The Gloria Cavanaugh Award for Excellence in Training and Education

The Gloria Cavanaugh Award for Excellence in Training and Education is presented to an individual or program that exemplifies continued excellence in training and education in the field of aging. Nominees must be current ASA members. Nominees should have made significant and long-term contributions to the field, and create visibility for exemplary training and educational efforts.

The winner will be featured in the Aging in America Conference program book, in Aging Today and AgeBlog, and on this page.

To be considered, nominees will be evaluated on:

  1. Significant and long-term contributions to the field;
  2. Development of relevant, culturally appropriate and comprehensive programs;
  3. Creativity and innovation in training methods, as well as use of technology;
  4. Evaluation methods to ensure efficacy;
  5. Outreach to underserved populations;
  6. Responsiveness to continuing education needs of providers.

The nomination site for the 2019 Award is closed. Please bookmark this page and revisit it in June.

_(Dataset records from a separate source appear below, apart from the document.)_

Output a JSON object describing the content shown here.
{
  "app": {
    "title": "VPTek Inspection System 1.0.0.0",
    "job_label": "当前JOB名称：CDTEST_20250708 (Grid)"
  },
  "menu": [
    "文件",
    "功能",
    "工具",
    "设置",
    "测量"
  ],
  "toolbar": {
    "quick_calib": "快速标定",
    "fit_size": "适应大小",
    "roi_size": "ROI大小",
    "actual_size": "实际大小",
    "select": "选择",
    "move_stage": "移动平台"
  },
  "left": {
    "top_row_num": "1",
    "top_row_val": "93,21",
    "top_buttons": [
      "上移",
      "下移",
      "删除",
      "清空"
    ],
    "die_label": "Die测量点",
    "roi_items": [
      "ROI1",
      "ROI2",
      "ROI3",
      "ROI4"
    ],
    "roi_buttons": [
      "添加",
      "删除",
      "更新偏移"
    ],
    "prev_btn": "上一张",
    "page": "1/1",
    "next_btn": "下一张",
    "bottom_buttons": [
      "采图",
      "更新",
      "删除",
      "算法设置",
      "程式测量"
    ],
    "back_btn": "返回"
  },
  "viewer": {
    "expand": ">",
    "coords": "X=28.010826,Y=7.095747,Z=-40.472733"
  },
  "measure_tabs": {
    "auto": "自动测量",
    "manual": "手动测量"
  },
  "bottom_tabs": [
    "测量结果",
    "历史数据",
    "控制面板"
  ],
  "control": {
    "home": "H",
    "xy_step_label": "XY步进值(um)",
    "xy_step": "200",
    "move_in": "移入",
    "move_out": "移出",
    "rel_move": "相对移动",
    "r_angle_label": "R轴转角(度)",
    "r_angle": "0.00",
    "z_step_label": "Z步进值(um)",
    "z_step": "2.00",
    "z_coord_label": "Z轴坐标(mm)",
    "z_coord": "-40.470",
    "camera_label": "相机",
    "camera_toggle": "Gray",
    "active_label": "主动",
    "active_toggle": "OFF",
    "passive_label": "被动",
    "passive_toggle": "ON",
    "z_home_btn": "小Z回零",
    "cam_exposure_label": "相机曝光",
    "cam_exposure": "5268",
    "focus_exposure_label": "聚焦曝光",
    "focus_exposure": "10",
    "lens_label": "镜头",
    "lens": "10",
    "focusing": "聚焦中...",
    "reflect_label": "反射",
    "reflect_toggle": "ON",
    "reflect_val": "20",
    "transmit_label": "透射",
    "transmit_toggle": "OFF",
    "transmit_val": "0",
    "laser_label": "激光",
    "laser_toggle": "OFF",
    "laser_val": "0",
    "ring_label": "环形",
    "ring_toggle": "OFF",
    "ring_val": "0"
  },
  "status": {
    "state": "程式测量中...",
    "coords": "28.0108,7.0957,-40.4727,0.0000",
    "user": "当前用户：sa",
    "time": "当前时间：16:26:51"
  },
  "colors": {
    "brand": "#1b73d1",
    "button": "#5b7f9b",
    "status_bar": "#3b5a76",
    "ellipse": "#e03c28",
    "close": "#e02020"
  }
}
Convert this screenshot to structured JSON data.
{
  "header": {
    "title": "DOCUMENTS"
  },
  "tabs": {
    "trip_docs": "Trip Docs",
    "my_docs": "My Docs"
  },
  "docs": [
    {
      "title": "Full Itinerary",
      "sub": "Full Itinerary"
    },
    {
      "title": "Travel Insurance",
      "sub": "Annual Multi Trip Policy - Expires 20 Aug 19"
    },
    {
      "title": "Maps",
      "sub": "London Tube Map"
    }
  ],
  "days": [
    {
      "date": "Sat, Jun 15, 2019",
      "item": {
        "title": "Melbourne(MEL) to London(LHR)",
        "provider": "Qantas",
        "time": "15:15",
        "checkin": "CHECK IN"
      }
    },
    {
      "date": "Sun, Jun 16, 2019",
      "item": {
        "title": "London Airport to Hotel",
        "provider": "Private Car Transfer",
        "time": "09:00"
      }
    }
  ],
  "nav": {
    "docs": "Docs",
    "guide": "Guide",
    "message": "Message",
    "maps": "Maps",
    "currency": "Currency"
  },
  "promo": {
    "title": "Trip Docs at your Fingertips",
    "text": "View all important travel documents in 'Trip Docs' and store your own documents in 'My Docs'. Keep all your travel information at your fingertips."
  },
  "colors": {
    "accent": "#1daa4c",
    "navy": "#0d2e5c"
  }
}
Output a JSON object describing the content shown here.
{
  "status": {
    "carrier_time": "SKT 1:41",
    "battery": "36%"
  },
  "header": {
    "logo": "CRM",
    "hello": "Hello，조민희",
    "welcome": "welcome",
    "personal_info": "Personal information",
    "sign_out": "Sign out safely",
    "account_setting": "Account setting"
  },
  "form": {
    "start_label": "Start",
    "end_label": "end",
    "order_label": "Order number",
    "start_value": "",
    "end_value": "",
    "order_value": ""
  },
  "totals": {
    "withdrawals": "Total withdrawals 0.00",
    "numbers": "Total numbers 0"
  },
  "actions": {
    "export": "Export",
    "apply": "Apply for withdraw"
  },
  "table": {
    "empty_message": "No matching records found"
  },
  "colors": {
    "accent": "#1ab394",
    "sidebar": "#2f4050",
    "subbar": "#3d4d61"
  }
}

2018 Gloria Cavanaugh Award for Excellence in Training and Education Winner

National Resource Center on Asian American and Pacific Islander (AAPI) Aging

The 2018 Gloria Cavanaugh Award for Excellence in Training and Education was given to a program of the National Asian Pacific Center on Aging (NAPCA), the National Resource Center on AAPI (Asian American and Pacific Islander) Aging in Seattle, Washington. The Resource Center ensures current, culturally appropriate and comprehensive technical assistance and training and education by collaborating with organizations in the aging sector that specialize in family caregiving, elder justice, Alzheimer’s disease and related dementias and long-term services and supports (LTSS). All the program elements reflect a high degree of cultural and linguistic fidelity.

The Resource Center partnered with the Alzheimer’s Association to develop and disseminate the Toolkit for Providers: Serving Asian American and Pacific Islander Families with Dementia, which provides an overview of Alzheimer’s disease in AAPI communities, and includes a list of available training and education programs to help service providers provide culturally and linguistically appropriate LTSS.

Finally, the Resource Center developed and launched a comprehensive cultural competency course on AAPI aging with the National Association of States United for Aging and Disabilities. It also is filling gaps left by a dearth of human translators for the more than 50 subpopulations of AAPIs through use of technological systems that translate and provide access to listening education sessions. The Center seeks to elevate the voice of AAPI older adults and their families nationwide through multiple social media campaigns and many other training programs.